OBJECTIVES: Platinum-based chemotherapy remains a mainstay for bladder cancer treatment, yet resistance often arises through activation of the Fanconi anemia (FA) DNA repair pathway. The monoubiquitination of the FANCI-FANCD2 (ID2) complex by FANCL and UBE2T is a critical step in repairing cisplatin-induced interstrand crosslinks (ICLs). Identifying small molecules that block this process may improve the therapeutic efficacy of cisplatin. METHODS: We investigated the effects of piperine, a natural alkaloid from black pepper, on FA pathway activation in bladder cancer cells. A combination of immunoblotting, immunofluorescence, co-immunoprecipitation, qPCR-blocking assays, dot blot analyses, in vitro ubiquitination/discharge assays, biolayer interferometry (BLI), and differential scanning fluorimetry (DSF) were employed to characterize the molecular mechanism.
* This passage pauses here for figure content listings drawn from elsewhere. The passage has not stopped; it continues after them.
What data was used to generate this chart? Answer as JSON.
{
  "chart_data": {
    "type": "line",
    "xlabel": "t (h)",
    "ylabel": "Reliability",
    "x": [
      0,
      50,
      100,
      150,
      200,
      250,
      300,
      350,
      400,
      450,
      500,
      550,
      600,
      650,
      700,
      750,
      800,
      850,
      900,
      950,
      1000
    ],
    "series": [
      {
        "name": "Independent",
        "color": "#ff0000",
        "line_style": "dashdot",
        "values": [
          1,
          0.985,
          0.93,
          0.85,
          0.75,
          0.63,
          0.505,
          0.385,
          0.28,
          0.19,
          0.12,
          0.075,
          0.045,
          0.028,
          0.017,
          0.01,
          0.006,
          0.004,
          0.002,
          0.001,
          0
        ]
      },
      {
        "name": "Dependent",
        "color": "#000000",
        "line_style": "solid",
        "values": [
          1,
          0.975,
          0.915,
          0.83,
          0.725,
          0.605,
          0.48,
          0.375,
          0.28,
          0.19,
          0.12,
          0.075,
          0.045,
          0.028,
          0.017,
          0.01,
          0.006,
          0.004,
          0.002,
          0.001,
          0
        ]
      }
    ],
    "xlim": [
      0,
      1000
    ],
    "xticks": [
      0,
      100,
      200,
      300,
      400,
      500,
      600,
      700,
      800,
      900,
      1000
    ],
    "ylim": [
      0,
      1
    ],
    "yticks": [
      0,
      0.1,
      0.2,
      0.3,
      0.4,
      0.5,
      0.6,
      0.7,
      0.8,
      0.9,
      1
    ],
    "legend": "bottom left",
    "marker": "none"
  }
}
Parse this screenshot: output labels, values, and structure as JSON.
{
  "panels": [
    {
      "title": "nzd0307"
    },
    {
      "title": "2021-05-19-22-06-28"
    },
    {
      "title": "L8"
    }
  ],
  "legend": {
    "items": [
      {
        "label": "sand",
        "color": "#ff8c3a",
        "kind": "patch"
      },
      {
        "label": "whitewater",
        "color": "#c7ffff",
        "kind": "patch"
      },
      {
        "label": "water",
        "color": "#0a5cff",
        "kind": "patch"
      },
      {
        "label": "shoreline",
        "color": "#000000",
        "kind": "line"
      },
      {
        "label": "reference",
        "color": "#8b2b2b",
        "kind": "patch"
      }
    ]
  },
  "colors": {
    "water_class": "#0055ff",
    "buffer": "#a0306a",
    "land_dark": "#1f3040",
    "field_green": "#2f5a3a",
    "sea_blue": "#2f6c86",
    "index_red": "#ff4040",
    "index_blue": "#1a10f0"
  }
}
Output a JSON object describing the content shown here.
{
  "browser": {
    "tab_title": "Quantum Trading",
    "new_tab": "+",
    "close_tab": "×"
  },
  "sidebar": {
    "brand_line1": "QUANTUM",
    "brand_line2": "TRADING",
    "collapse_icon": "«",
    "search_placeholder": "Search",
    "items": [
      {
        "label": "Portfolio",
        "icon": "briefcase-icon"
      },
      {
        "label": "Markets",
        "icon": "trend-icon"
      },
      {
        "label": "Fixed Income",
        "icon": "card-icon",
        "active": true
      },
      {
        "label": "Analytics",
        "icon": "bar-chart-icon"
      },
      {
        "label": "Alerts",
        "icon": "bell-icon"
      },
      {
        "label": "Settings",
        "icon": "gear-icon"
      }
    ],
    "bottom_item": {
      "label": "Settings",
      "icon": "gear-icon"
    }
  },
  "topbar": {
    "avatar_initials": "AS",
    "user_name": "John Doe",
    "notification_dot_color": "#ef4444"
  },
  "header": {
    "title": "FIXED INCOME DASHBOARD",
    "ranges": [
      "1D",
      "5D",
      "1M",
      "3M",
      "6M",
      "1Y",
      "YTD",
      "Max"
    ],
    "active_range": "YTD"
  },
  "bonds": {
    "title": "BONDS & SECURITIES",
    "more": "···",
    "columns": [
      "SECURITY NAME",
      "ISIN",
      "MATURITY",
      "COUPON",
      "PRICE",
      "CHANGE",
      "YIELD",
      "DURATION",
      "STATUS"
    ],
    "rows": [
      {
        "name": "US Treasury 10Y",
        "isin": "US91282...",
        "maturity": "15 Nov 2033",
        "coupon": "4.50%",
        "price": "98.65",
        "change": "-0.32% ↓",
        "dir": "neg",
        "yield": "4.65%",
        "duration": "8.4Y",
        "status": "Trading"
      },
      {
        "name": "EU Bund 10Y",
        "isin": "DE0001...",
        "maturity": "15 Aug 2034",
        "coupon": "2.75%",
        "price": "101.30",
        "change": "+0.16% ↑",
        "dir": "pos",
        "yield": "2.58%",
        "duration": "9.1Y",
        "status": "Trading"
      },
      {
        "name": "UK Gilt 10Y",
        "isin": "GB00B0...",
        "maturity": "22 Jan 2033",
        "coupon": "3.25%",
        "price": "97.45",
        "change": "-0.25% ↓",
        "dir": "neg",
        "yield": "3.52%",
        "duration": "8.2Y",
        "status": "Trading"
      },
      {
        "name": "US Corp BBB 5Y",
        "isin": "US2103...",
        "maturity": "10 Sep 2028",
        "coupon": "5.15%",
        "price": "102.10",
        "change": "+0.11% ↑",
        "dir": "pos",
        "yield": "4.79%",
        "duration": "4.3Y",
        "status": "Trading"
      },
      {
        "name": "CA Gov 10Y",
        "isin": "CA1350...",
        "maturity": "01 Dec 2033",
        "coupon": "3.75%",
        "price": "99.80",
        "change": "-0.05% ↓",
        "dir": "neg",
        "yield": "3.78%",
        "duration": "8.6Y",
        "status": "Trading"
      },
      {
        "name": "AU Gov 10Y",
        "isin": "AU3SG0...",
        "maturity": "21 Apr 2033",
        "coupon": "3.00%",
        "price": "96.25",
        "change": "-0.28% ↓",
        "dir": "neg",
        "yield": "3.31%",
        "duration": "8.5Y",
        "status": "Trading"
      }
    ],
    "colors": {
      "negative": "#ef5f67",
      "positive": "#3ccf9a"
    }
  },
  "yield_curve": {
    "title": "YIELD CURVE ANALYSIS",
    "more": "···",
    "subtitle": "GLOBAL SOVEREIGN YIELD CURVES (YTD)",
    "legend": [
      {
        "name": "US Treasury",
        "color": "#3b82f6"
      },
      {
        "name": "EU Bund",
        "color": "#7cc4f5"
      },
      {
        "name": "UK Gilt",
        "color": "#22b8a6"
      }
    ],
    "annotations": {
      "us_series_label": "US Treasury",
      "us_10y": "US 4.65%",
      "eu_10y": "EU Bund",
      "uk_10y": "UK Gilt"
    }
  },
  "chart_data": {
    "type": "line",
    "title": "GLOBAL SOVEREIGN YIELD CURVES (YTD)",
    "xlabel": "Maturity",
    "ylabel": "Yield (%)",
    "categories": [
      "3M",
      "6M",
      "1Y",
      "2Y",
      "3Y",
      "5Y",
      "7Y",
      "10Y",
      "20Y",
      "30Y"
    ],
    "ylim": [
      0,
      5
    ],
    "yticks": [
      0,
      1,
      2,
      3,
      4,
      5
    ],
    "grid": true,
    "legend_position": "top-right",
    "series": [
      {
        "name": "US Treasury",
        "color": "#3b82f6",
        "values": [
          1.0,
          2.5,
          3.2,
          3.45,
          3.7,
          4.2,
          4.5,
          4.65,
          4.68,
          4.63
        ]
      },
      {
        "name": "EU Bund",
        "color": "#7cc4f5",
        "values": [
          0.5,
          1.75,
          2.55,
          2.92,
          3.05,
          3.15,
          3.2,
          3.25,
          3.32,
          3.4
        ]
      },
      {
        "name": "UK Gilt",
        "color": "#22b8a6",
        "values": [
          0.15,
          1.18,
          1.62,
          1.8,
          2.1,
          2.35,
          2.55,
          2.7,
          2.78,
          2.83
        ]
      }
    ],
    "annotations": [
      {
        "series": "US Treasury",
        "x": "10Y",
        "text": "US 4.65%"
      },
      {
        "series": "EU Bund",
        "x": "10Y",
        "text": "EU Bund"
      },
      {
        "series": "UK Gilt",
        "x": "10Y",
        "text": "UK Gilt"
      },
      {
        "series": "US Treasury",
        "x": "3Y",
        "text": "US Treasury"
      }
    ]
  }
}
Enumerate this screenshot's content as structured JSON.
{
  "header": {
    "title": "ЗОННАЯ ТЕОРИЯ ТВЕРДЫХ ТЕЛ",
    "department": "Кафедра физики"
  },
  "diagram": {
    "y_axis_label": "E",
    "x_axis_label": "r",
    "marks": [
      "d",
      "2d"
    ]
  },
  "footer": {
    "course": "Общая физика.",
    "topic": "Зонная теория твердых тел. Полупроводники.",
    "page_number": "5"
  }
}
Xenograft models were used to evaluate in vivo efficacy. RESULTS: Piperine pretreatment markedly suppressed cisplatin-induced monoubiquitination of FANCI and FANCD2 and reduced FANCD2 foci formation in T24, 5637, and RT4 cells. Co-immunoprecipitation confirmed diminished recruitment of downstream nucleases and repair factors (FANCP, FANCQ, PCNA). qPCR-blocking assays showed delayed ICL repair, while dot blot analyses revealed that intrastrand cisplatin adduct removal was unaffected, indicating selective inhibition of ICL repair. Piperine did not alter mRNA or protein expression of FANCL, UBE2T, USP1, or UAF1, nor did it enhance deubiquitinase activity. Instead, in vitro assays demonstrated that piperine blocked FANCL-mediated ubiquitin transfer from UBE2T∼Ub to the ID2 complex, without impairing E2 charging or FANCL-UBE2T binding. BLI confirmed unaltered binding affinity, whereas DSF revealed a significant ΔTm shift for UBE2T, consistent with allosteric modulation. In xenografts, combined cisplatin and piperine treatment significantly reduced tumor growth and attenuated FANCI/FANCD2 monoubiquitination. CONCLUSION: Our findings uncover piperine as a natural compound that allosterically inhibits UBE2T activity within the FA pathway, thereby impairing ID2 monoubiquitination and enhancing cisplatin sensitivity in bladder cancer. This study highlights the therapeutic potential of piperine and provides a rationale for targeting the FA repair axis to overcome platinum resistance.